For some years, policymakers have been debating the best ways to reduce levels of obesity, which have been rising rapidly in recent years. Being overweight is associated with a range of health conditions including heart disease, cancer, respiratory disease and diabetes. Research evidence shows food advertising – which tends to promote products high in fat, salt and sugar – can have a significant influence on children’s diet. In 2010 the World Health Organization published a set of recommendations outlining measures against the impact of unhealthy food marketing on children.

Earlier, in 2007, the UK regulator Ofcom introduced regulations banning the advertising of foods high in fat, salt and sugar on children’s television channels. It also banned the advertising of such foods on non-children’s channels during, before and after programmes which were aimed at children aged between four and 15. The UK was the first country to introduce statutory scheduling restrictions of food advertisements to children.

Researchers from Fuse, the Centre for Translational Research in Public Health, compared all advertisements broadcast in the Tyne Tees region of the UK during one week in 2006 – six months before the new regulations began to be implemented – with those broadcast during one week in 2009, six months after the implementation was complete. They used viewing figures to determine how many people watched each advertisement, and cross-checked those against nutritional information to determine which advertisements were for unhealthy foods.

The research findings suggest the restrictions on advertising of foods which are high in salt, sugar or saturated fat have not proved effective. The ban did not lead to any reduction in the proportion of ads for unhealthy food seen by children.
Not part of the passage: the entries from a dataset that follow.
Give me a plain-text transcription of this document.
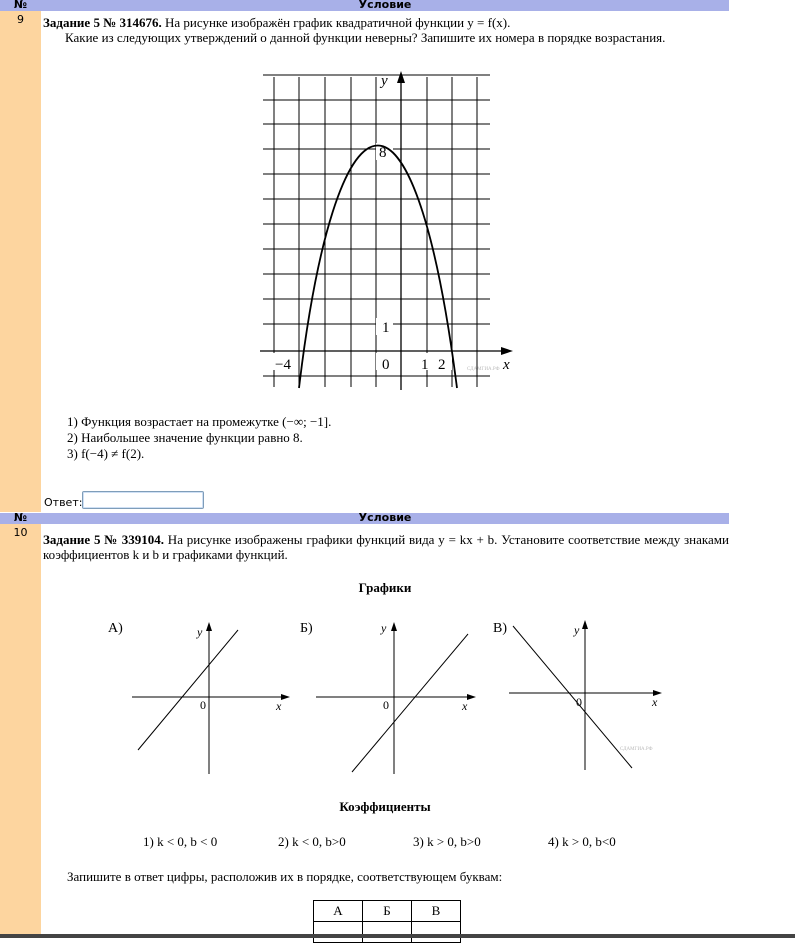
№	Условие
9	Задание 5 № 314676. На рисунке изображён график квадратичной функции y = f(x).
Какие из следующих утверждений о данной функции неверны? Запишите их номера в порядке возрастания.
y
8
1
0 1 2
−4	x
СДАМГИА.РФ
1) Функция возрастает на промежутке (−∞; −1].
2) Наибольшее значение функции равно 8.
3) f(−4) ≠ f(2).
Ответ:
№	Условие
10	Задание 5 № 339104. На рисунке изображены графики функций вида y = kx + b. Установите соответствие между знаками коэффициентов k и b и графиками функций.
Графики
А)	y
0	x
Б)	y
0	x
В)	y
0	x
СДАМГИА.РФ
Коэффициенты
1) k < 0, b < 0	2) k < 0, b>0	3) k > 0, b>0	4) k > 0, b<0
Запишите в ответ цифры, расположив их в порядке, соответствующем буквам:
А	Б	В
Broadcasters operated the ban effectively, the research found, but children continued to see television advertising of unhealthy foods on adult television channels and while watching programmes which were not specifically targeted at children.

Key findings

  • There was almost universal adherence to the restrictions by broadcasters.
  • Although food advertising in general decreased after the ban, the proportion of unhealthy food advertisements increased – so the overall screen time of unhealthy food ads seen by children remained the same as before.
  • Six months before the ban, 43.2 per cent of food advertising seen by children was for these types of food, while six months afterwards the proportion was 55.7 per cent.
  • After full implementation of the scheduling restrictions, almost two-thirds (60.4 per cent) of all television food advertising seen in the UK was for unhealthy foods - compared to less than half (38.6 per cent) six months before the regulations were implemented.
  • In total, just over half (51.1 per cent) of the food advertising and one thirteenth (7.5 per cent) of all the advertising looked at in the study was for unhealthy foods.
  • The exposure of children to unhealthy food advertising remained the same despite an almost universal adherence to the ban. This is explained by the fact that children watched a wider range of television programmes than just those targeted at them and hence affected by the regulations.
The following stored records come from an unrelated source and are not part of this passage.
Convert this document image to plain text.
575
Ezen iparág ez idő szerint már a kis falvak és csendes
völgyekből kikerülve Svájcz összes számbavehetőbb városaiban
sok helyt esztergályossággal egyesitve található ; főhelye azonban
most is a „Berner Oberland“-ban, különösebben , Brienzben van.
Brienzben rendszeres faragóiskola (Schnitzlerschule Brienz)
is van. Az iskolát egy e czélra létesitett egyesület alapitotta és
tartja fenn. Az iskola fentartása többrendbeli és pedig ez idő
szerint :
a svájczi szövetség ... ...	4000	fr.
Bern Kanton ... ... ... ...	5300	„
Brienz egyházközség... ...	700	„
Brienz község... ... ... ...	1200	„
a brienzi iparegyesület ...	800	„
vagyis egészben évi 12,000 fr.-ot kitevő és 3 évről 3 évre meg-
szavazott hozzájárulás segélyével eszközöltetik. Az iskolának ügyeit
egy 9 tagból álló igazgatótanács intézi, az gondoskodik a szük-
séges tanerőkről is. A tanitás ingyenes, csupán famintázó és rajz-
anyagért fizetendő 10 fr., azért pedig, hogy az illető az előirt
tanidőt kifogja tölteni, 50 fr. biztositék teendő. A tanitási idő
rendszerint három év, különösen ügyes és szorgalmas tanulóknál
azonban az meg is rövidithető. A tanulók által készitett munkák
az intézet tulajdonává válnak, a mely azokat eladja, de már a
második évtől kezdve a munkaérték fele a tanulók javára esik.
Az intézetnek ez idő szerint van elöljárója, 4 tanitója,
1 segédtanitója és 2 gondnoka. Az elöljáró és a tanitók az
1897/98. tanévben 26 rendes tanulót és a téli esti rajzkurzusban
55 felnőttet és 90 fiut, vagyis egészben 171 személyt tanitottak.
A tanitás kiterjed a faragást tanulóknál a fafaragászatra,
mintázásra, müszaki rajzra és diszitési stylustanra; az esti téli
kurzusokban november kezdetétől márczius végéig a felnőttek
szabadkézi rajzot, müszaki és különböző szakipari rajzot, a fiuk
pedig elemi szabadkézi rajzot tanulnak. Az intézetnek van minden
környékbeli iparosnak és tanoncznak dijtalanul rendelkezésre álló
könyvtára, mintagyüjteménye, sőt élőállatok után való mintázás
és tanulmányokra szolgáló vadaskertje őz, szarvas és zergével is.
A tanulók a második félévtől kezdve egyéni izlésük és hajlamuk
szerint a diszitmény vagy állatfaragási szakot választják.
Policy relevance and implications

  • The scheduling restrictions introduced in 2007 appear to have been flawed from the outset because they focused on only a subset of all advertisements that children were exposed to.
  • To be effective, the restrictions would need to be applied to a much wider range of television programmes – for example, all those aired before 9pm. A time-based ‘watershed’ would enable the restrictions to apply to a far greater proportion of the television which is likely to be watched by children.
  • Guidance from the National Institute for Health and Clinical Excellence can be used as a basis for regulations. The guidance proposes advertisements for foods with high levels of salt, sugar or fat should be shown only after 21.00. Evidence shows that such a move would reduce children’s exposure to this type of advertising by 82 per cent.
  • Current regulations prohibit less healthy food advertising during programmes ‘of particular appeal to children’, based on the proportion of viewers who are children. Another option would be to widen the definition on which this is based, so that a greater proportion of programmes are covered by the regulations.